Safe operation of a slew ring bearing is based on transparent workflows: pick up loads smoothly, slew with moderate acceleration, and avoid oscillations. Before working in exposed areas, a visual check for leaks, loosened fasteners, or unusual noises is advisable. Adjustments to hydraulic pressures and flow should only be made by qualified personnel. Legal requirements and technical rules vary by country; inspection intervals and maintenance documentation increase availability and reduce the risk of failures.

• Keep the work area free of debris that can enter the bearing or gearing.
• Use defined communication and signaling when coordinating slewing and cutting steps.
• Stop operation immediately if sudden increases in drive power or abnormal noise occur.

Sustainability and repair

A long-lived slew ring bearing conserves resources. Regular re-greasing, timely seal replacement, and early detection of gear wear extend service life. Repairs – such as replacing the pinion, re-setting bolt preload, or changing seals – are feasible in many cases and reduce downtime. As part of modernizations, the slew ring bearing can be adapted to new duty profiles with an adjusted gear ratio or optimized lubricants, for example if the machine is increasingly used with concrete demolition shears or stone and concrete splitters.
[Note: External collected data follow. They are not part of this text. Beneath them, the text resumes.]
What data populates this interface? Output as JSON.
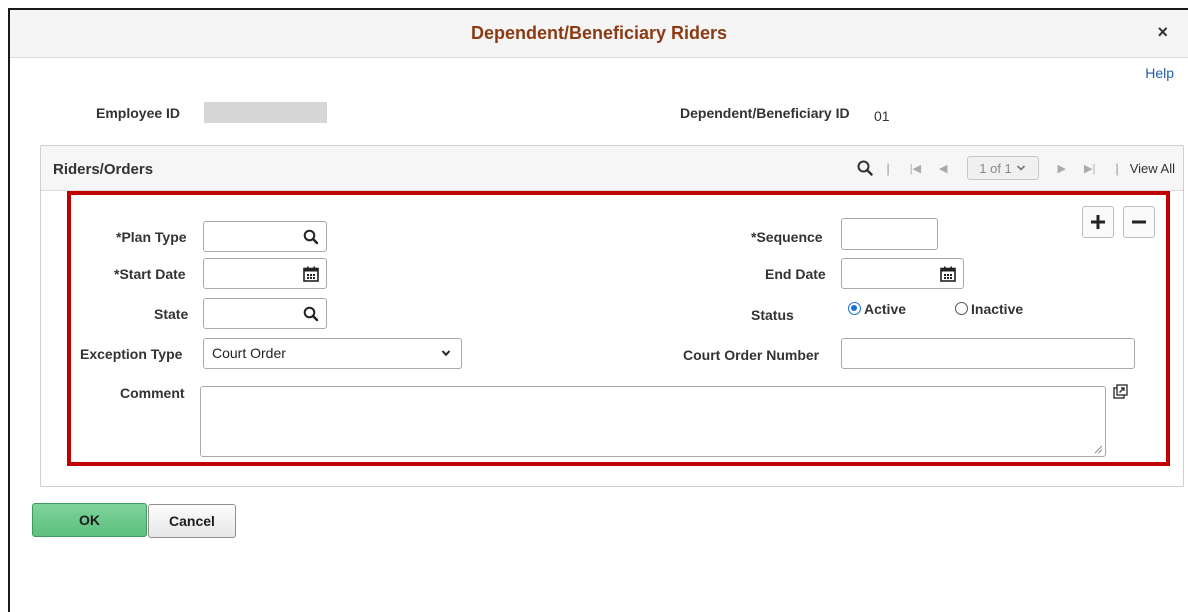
{
  "dialog": {
    "title": "Dependent/Beneficiary Riders",
    "close_symbol": "×",
    "help_label": "Help"
  },
  "header": {
    "employee_id_label": "Employee ID",
    "employee_id_value": "",
    "dependent_id_label": "Dependent/Beneficiary ID",
    "dependent_id_value": "01"
  },
  "group": {
    "title": "Riders/Orders",
    "pager_text": "1 of 1",
    "view_all_label": "View All"
  },
  "form": {
    "plan_type_label": "*Plan Type",
    "plan_type_value": "",
    "start_date_label": "*Start Date",
    "start_date_value": "",
    "state_label": "State",
    "state_value": "",
    "exception_type_label": "Exception Type",
    "exception_type_value": "Court Order",
    "comment_label": "Comment",
    "comment_value": "",
    "sequence_label": "*Sequence",
    "sequence_value": "",
    "end_date_label": "End Date",
    "end_date_value": "",
    "status_label": "Status",
    "status_options": [
      "Active",
      "Inactive"
    ],
    "status_selected": "Active",
    "court_order_number_label": "Court Order Number",
    "court_order_number_value": ""
  },
  "buttons": {
    "ok_label": "OK",
    "cancel_label": "Cancel"
  },
  "colors": {
    "title": "#8b3a12",
    "highlight": "#c00000",
    "link": "#1f5fa8",
    "radio_selected": "#1a6fd6",
    "ok_button": "#6cc98b"
  },
  "icons": [
    "close-icon",
    "search-icon",
    "calendar-icon",
    "chevron-down-icon",
    "first-page-icon",
    "previous-page-icon",
    "next-page-icon",
    "last-page-icon",
    "add-icon",
    "delete-icon",
    "expand-comment-icon",
    "resize-handle-icon"
  ]
}
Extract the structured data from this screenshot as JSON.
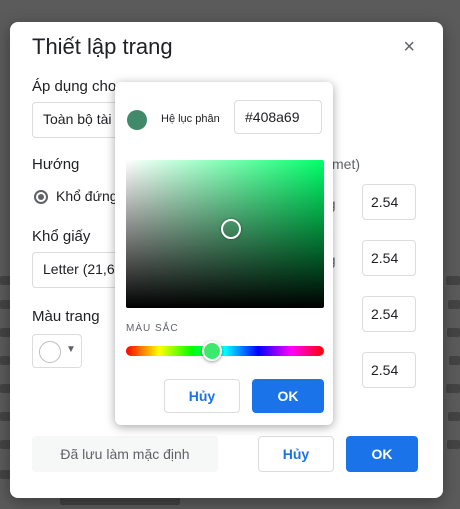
{
  "dialog": {
    "title": "Thiết lập trang",
    "close_icon": "×",
    "apply_label": "Áp dụng cho",
    "apply_value": "Toàn bộ tài",
    "orientation_label": "Hướng",
    "orientation_option": "Khổ đứng",
    "paper_label": "Khổ giấy",
    "paper_value": "Letter (21,6",
    "page_color_label": "Màu trang",
    "margins_header": "timet)",
    "margin_labels": [
      "ng",
      "ng"
    ],
    "margins": [
      "2.54",
      "2.54",
      "2.54",
      "2.54"
    ],
    "default_button": "Đã lưu làm mặc định",
    "cancel_button": "Hủy",
    "ok_button": "OK"
  },
  "picker": {
    "label": "Hệ lục phân",
    "hex": "#408a69",
    "section": "MÀU SẮC",
    "cancel_button": "Hủy",
    "ok_button": "OK",
    "color": "#408a69"
  },
  "colors": {
    "accent": "#1a73e8",
    "dialog_bg": "#ffffff",
    "overlay": "#595959"
  }
}
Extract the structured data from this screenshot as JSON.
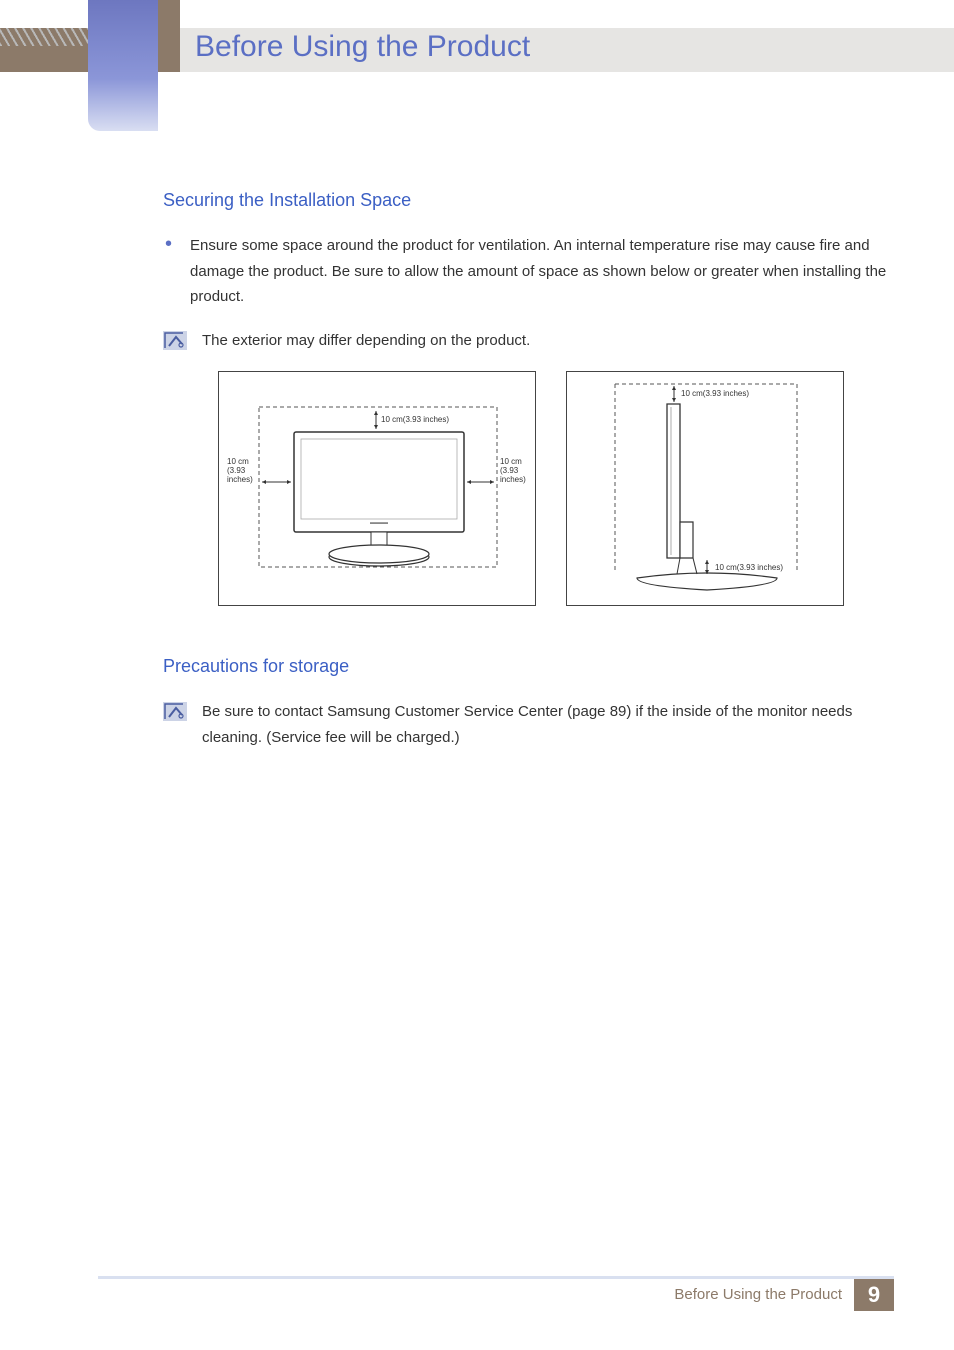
{
  "header": {
    "title": "Before Using the Product"
  },
  "section1": {
    "heading": "Securing the Installation Space",
    "bullet": "Ensure some space around the product for ventilation. An internal temperature rise may cause fire and damage the product. Be sure to allow the amount of space as shown below or greater when installing the product.",
    "note": "The exterior may differ depending on the product.",
    "diagram": {
      "top": "10 cm(3.93 inches)",
      "left1": "10 cm",
      "left2": "(3.93",
      "left3": "inches)",
      "right1": "10 cm",
      "right2": "(3.93",
      "right3": "inches)",
      "side_top": "10 cm(3.93 inches)",
      "side_bottom": "10 cm(3.93 inches)"
    }
  },
  "section2": {
    "heading": "Precautions for storage",
    "note": "Be sure to contact Samsung Customer Service Center (page 89) if the inside of the monitor needs cleaning. (Service fee will be charged.)"
  },
  "footer": {
    "title": "Before Using the Product",
    "page": "9"
  }
}
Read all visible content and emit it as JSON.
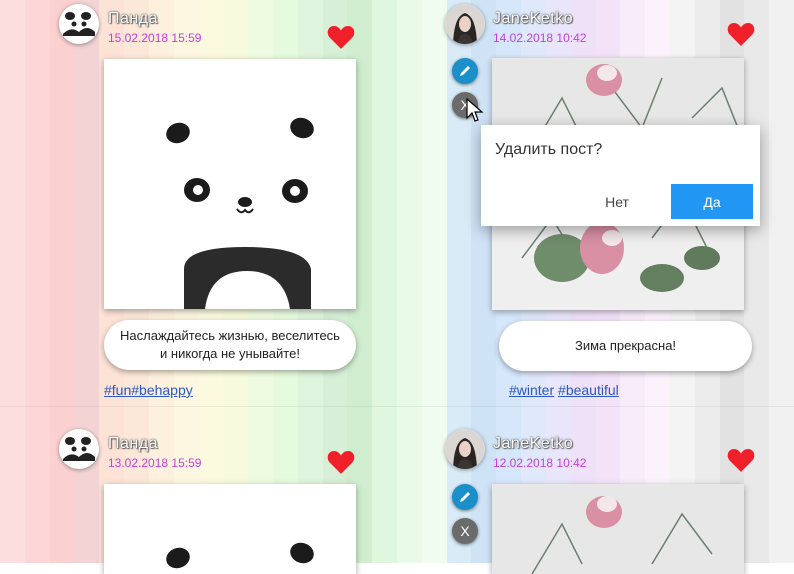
{
  "background_stripes": [
    "#fddede",
    "#fdd7d7",
    "#fbd0d0",
    "#f3d3d3",
    "#fde2d6",
    "#fbe8d8",
    "#fdf0dc",
    "#fdf6e0",
    "#fbfade",
    "#f7fadc",
    "#eefbe0",
    "#e6fadd",
    "#dff4dc",
    "#d6efd6",
    "#d0eecf",
    "#dff6df",
    "#e9fae9",
    "#f0fcf0",
    "#d8ebf6",
    "#cfe3f6",
    "#d6e7fb",
    "#dfe9fb",
    "#e9e6fb",
    "#efe1f8",
    "#f3e2f8",
    "#f8ecfb",
    "#fbf2fc",
    "#f4f4f4",
    "#ececec",
    "#e2e2e2",
    "#e9e9e9",
    "#f1f1f1"
  ],
  "posts": [
    {
      "author": "Панда",
      "date": "15.02.2018 15:59",
      "avatar": "panda-avatar",
      "caption": "Наслаждайтесь жизнью, веселитесь и никогда не унывайте!",
      "tags": [
        "#fun",
        "#behappy"
      ],
      "liked": true
    },
    {
      "author": "JaneKetko",
      "date": "14.02.2018 10:42",
      "avatar": "jane-avatar",
      "caption": "Зима прекрасна!",
      "tags": [
        "#winter",
        "#beautiful"
      ],
      "liked": true,
      "edit_icon": "pencil-icon",
      "delete_label": "X"
    },
    {
      "author": "Панда",
      "date": "13.02.2018 15:59",
      "avatar": "panda-avatar",
      "liked": true
    },
    {
      "author": "JaneKetko",
      "date": "12.02.2018 10:42",
      "avatar": "jane-avatar",
      "liked": true,
      "edit_icon": "pencil-icon",
      "delete_label": "X"
    }
  ],
  "dialog": {
    "question": "Удалить пост?",
    "no_label": "Нет",
    "yes_label": "Да"
  },
  "colors": {
    "heart": "#f0202a",
    "date": "#c23edc",
    "tag": "#2a57c6",
    "primary": "#2196f3",
    "edit": "#1b8fc9"
  }
}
Documented overhauls and condition-based maintenance support sustainable operation and predictable lifecycle costs.

Terms in the context of Darda GmbH

In combination with products from Darda GmbH – such as concrete demolition shears, stone splitting cylinders, combi shears, steel shears, multi cutters, or tank cutters – the slew ring bearing provides precise rotational positioning and safe transmission of torque into the carrier. For applications in concrete demolition and special demolition, in strip-out and cutting, as well as in rock excavation, tunnel construction, and natural stone extraction, careful design, installation, and maintenance of the slew ring bearing are essential foundations for productive, clean, and safe work. Matching the bearing design to the specific attachment and duty profile ensures consistent performance and reliability.